You studied at MIT in the late ’90s. Are you a fan of the film Good Will Hunting?
Yes, and the other one with Russell Crowe.
A Beautiful Mind? Wasn’t that one set at Princeton?
I always thought it was MIT.
Switching topics. Tell me how you got to the top of the totem pole at development juggernaut Related Group.
The top of the totem pole. I like that. I started working with Jorge Pérez [CEO of Related] in 2002. I was doing my thesis, for which I interviewed Jorge. “When you’re done with that useless book, come work for me,” he told me. I started working in the rental division, then moved to condos. I survived the cycles for a long time. I’m always running. Life is a marathon.
Sounds about right. Are your parents supportive of you and your career?
Both my parents are architects in Argentina, where I grew up, so they’ve been a source of inspiration and great advice. They’re both great mentors for me and for my four kids.
Before you got your master’s degree, you were an international real estate man of mystery.
I worked all over—Brussels, Bruges, Abu Dhabi, Dubai.
Were they all residential and office developments?

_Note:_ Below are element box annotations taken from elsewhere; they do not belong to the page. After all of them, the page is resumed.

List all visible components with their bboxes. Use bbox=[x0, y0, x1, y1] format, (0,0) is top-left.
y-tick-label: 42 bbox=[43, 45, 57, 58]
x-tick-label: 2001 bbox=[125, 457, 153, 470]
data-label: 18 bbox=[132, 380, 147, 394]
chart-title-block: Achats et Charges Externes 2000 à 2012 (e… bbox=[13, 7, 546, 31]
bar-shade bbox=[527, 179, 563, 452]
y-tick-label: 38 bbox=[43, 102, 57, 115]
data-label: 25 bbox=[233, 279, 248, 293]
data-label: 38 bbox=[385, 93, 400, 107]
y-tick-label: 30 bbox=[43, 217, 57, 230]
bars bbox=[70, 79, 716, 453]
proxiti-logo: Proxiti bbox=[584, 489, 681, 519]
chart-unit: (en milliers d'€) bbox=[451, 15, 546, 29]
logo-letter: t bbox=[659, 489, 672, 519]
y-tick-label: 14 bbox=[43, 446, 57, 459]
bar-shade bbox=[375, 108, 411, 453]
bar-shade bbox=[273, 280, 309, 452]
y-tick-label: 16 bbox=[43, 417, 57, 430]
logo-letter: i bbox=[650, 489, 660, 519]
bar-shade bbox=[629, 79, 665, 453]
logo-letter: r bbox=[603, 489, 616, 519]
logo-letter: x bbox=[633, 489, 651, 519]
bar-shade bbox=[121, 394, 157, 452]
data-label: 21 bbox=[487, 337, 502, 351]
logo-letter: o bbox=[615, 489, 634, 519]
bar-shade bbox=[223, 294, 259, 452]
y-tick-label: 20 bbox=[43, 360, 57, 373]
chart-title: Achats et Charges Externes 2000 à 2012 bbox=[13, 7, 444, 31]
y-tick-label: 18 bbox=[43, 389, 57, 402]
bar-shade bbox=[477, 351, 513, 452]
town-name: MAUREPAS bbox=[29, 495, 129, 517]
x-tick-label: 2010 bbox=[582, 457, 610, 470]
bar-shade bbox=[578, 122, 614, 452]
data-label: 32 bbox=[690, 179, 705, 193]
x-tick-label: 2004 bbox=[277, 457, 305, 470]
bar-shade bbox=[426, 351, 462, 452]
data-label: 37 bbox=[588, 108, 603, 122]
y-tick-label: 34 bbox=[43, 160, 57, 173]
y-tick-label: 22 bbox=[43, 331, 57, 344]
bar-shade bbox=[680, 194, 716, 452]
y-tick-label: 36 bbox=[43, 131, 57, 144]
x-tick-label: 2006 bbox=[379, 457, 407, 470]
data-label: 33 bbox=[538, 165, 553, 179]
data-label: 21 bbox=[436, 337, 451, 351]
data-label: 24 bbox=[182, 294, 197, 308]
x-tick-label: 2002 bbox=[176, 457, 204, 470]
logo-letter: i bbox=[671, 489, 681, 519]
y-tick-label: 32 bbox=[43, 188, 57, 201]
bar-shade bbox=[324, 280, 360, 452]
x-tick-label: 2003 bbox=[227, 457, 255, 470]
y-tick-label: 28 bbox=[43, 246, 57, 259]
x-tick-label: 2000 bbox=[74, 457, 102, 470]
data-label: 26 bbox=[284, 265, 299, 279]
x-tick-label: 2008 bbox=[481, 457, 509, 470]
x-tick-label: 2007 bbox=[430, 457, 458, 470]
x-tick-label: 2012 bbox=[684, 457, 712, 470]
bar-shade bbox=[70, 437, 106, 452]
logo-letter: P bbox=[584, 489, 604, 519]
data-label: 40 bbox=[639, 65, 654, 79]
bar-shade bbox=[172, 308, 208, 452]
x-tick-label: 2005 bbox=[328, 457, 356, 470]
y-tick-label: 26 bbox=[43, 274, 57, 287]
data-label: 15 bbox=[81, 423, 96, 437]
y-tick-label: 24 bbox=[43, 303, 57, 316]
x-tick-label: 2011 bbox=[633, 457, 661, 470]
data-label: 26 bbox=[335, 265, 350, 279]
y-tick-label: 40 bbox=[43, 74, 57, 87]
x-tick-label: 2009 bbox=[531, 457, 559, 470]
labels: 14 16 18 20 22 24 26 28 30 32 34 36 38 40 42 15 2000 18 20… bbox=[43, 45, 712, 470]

In Dubai, I built an airport and a shopping mall.
You’re based in Miami now, which is where your development projects are. What are some new ones you’re proud of?
We just opened the SLS hotel with Philipe Starck. We’re delivering seven projects this year—three thousand units. Very exciting times. We have a big pipeline for the next five years. So many things.
Are you worried that, because of global warming, they might all be underwater someday?
Yeah, we’re obviously very conscious about global warming. We design most of our living spaces at a certain height so they won’t get affected. It’s not just global warming—it’s sea-level rise and hurricanes. As a global problem, we think mankind needs to find a solution. It’s not just Miami.
How has your work changed the city for the better?
We define ourselves as urban optimists. We believe in conserving the environment and putting people together, to stop sprawl. The only way to develop is up. Building one house next to another into oblivion is bad. We try to think of the ways we can make a lot of money, yes, but also how to give back to the city with urban spaces and art. Something to make the city proud.
What do you struggle with in your work?
Human management is always a challenge. I’m trying to learn every day to be better at it: delegating more, communicating better. It’s the most difficult part for me.
You’ve worked all over the world. Will you ever be done with Miami?
Miami is a perfect place because I don’t miss Argentina. I love the fact that I can have the same lifestyle as I would there but with the rule of law of the U.S. and the culture of effort that we have here. I’m not going anywhere.
Is it still a city on the rise or is it running out of steam?
Miami has tremendous potential. Look at the reputation it now has internationally. Culture is starting to sink into Miami, with its great weather and low taxes. People want to live here.
Are you worried about Trump’s proposed immigration reform?
The U.S. is a country that has grown based on immigration. Unless your name is Sitting Bull, no one is from here. We need to continue embracing immigration. Definitely there’s been a turn, but it will change back again. Life’s a marathon, you know? Keep running, baby.